“Challenge” may be one of the more over-used words in the modern world. In this world of “14 ways to improve yourself” and “9 steps to career success” and “do this to get rich” courses it has become unacceptable to describe anything as a disaster, a setback, a problem, an obstacle or anything purely negative. No, what we are told to do is to use words like “challenge” and “opportunity” and  “learning” (as in “…learning from a setback or loss…”). This is quite sound thinking and may help us focus on positive aspects, choices to be made, actions to be taken, lessons to be learned, etc. The risk may lie in the possibility of sugar-coating life and creating an unrealistic view of things. One way to use the term “challenge” in a very positive and very realistic way is to consider challenging yourself. What CAN you really achieve? Can you really do XYZ thing? Let’s talk about challenging ourselves…..

A challenge might be compared to a stretch-target or goal. An achievement that is by no means certain. A thing that may, or may not, be do-able. It’s a challenging objective. It is typically a bit out of our comfort zones. There is uncertainty of outcome (succeed, fail, something-in-between) and the attempt will require some real effort and or dedication and or commitment and or application. This can be very positive and nearly all experts will tell us that “aiming high” is a great way to grow and to discover what we are actually capable of. Fair enough, but a note of caution: setting challenges that are too tough, too unrealistic, too improbable, can become demotivating if the result is repeated failure. We recommend a balanced approach to goal-setting and self-challenge: have some simpler, easier, probably short-term challenges, and some tougher and probably more long-term ones too. The mix should keep you motivated and you seek to build yourself through life.

We think that serious self-challenges are often best kept private. There may well be a place for involving others in some cases, and the support of friends, family, colleagues, can be helpful, yes. But in this world where it is increasingly common to feel that everything should be shared (with the whole world, in real time, including pictures…) please at least consider the merits of a more private approach to self-improvement and self-challenge. If nothing else, doing so will remind you that at the end of the day, this is your life and its successes and failures, are yours. Yours alone.

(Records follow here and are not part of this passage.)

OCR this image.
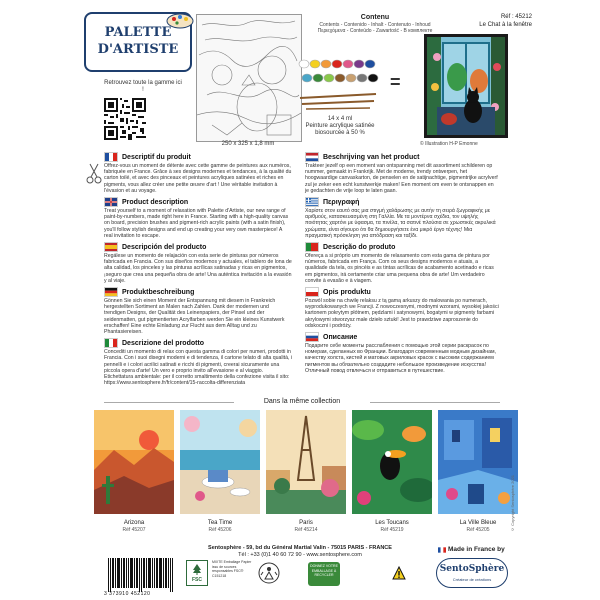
PALETTE
D'ARTISTE
Retrouvez toute la gamme ici !
250 x 325 x 1,8 mm
Contenu
Contents - Contenido - Inhalt - Contenuto - Inhoud
Περιεχόμενα - Conteúdo - Zawartość - В комплекте
14 x 4 ml
Peinture acrylique satinée
biosourcée à 50 %
=
Réf : 45212
Le Chat à la fenêtre
© Illustration H-P Emonne
Descriptif du produit
Offrez-vous un moment de détente avec cette gamme de peintures aux numéros, fabriquée en France. Grâce à ses designs modernes et tendances, à la qualité du carton toilé, et avec des pinceaux et peintures acryliques satinées et riches en pigments, vous allez créer une petite œuvre d'art ! Une véritable invitation à l'évasion et au voyage.
Product description
Treat yourself to a moment of relaxation with Palette d'Artiste, our new range of paint-by-numbers, made right here in France. Starting with a high-quality canvas on board, precision brushes and pigment-rich acrylic paints (with a satin finish), you'll follow stylish designs and end up creating your very own masterpiece! A real invitation to escape.
Descripción del producto
Regálese un momento de relajación con esta serie de pinturas por números fabricada en Francia. Con sus diseños modernos y actuales, el tablero de lona de alta calidad, los pinceles y las pinturas acrílicas satinadas y ricas en pigmentos, ¡seguro que crea una pequeña obra de arte! Una auténtica invitación a la evasión y al viaje.
Produktbeschreibung
Gönnen Sie sich einen Moment der Entspannung mit diesem in Frankreich hergestellten Sortiment an Malen nach Zahlen. Dank der modernen und trendigen Designs, der Qualität des Leinenpapiers, der Pinsel und der seidenmatten, gut pigmentierten Acrylfarben werden Sie ein kleines Kunstwerk erschaffen! Eine echte Einladung zur Flucht aus dem Alltag und zu Phantasiereisen.
Descrizione del prodotto
Concediti un momento di relax con questa gamma di colori per numeri, prodotti in Francia. Con i suoi disegni moderni e di tendenza, il cartone telato di alta qualità, i pennelli e i colori acrilici satinati e ricchi di pigmenti, creerai sicuramente una piccola opera d'arte! Un vero e proprio invito all'evasione e al viaggio. Etichettatura ambientale: per il corretto smaltimento della confezione visita il sito: https://www.sentosphere.fr/fr/content/15-raccolta-differenziata
Beschrijving van het product
Trakteer jezelf op een moment van ontspanning met dit assortiment schilderen op nummer, gemaakt in Frankrijk. Met de moderne, trendy ontwerpen, het hoogwaardige canvaskarton, de penselen en de satijnachtige, pigmentrijke acrylverf zul je zeker een echt kunstwerkje maken! Een moment om even te ontsnappen en je gedachten de vrije loop te laten gaan.
Περιγραφή
Χαρίστε στον εαυτό σας μια στιγμή χαλάρωσης με αυτήν τη σειρά ζωγραφικής με αριθμούς, κατασκευασμένη στη Γαλλία. Με τα μοντέρνα σχέδια, τον υψηλής ποιότητας χαρτόνι με ύφασμα, τα πινέλα, τα σατινέ πλούσια σε χρωστικές ακρυλικά χρώματα, είναι σίγουρο ότι θα δημιουργήσετε ένα μικρό έργο τέχνης! Μια πραγματική πρόσκληση για απόδραση και ταξίδι.
Descrição do produto
Ofereça a si próprio um momento de relaxamento com esta gama de pintura por números, fabricada em França. Com os seus designs modernos e atuais, a qualidade da tela, os pincéis e as tintas acrílicas de acabamento acetinado e ricas em pigmentos, irá certamente criar uma pequena obra de arte! Um verdadeiro convite à evasão e à viagem.
Opis produktu
Pozwól sobie na chwilę relaksu z tą gamą arkuszy do malowania po numerach, wyprodukowanych we Francji. Z nowoczesnymi, modnymi wzorami, wysokiej jakości kartonem pokrytym płótnem, pędzlami i satynowymi, bogatymi w pigmenty farbami akrylowymi stworzysz małe dzieło sztuki! Jest to prawdziwe zaproszenie do odskoczni i podróży.
Описание
Подарите себе моменты расслабления с помощью этой серии раскрасок по номерам, сделанных во Франции. Благодаря современным модным дизайнам, качеству холста, кистей и матовых акриловых красок с высоким содержанием пигментов вы обязательно создадите небольшое произведение искусства! Отличный повод отвлечься и отправиться в путешествие.
Dans la même collection
Arizona
Réf 45207
Tea Time
Réf 45206
Paris
Réf 45214
Les Toucans
Réf 45219
La Ville Bleue
Réf 45205	© Copyright Sentosphère 2021
Sentosphère - 59, bd du Général Martial Valin - 75015 PARIS - FRANCE
Tél : +33 (0)1 40 60 72 90 - www.sentosphere.com
Made in France by
3 373910 452120
FSC
MIXTE Emballage Papier issu de sources responsables FSC® C151218
DONNEZ VOTRE EMBALLAGE À RECYCLER
SentoSphère
Créateur de créations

So what sort of things might be worthwhile as self-challenges. Here are some ideas:

  • Exercise for at least 3 hours a week, for 6 weeks in a row. Do this and you will have the beginnings of an active lifestyle. Notice that it almost does not matter what sort of exercise you do, how hard you train, etc. – in this challenge we are just looking to start a habit we can continue with (this is the key to active living: starting in a sustainable way).
  • Lose X kg in one year. Just make sure that X is not more than 10% of your current weight. And please, please, please, resist the temptations of short –term crash diets where the focus is on rapid and huge weight loss (these almost always fail and actually create bigger problems long term).
  • Complete a training or educational course. It may be work related or more to do with a personal interest or hobby. But ongoing learning is one of the keys to quality living.
  • Stop it. Smoking, drinking, drinking too much, doughnuts at work, 6 hours of TV every day…..we all have habits that we know are problems. The challenge, should you choose to accept it, is to stop. Just stop.
  • Socialise smartly. This requires some thought. Consider how you spend your social time. Who is adding value to your life? Who is not? The people we surround ourselves with have a massive impact on us so choose wisely. Changing this is not always easy (and in some cases it is impossible) but considering it and changing what (who) you can is a great way to live better and more mindfully. Challenge yourself to spend your social time “better”.
  • Tithe, for your future. The idea of contributing 10% of your income to good causes (historically the church) is an old one. Perhaps we can revitalise it by thinking of tithing for our own futures. Challenge yourself to save 10% of this year’s income (more if you can, but 10% is a fair start). Be specific: how much money, in which bank account and by when?

Challenging yourself is a great way to grow. It can help you develop into the person you want to be. It can help you live more deliberately, more mindfully. It is a habit worth developing and the wisest among us almost always follow this sort of approach to life. So, what challenges make the most sense to you? Today? This week? This year?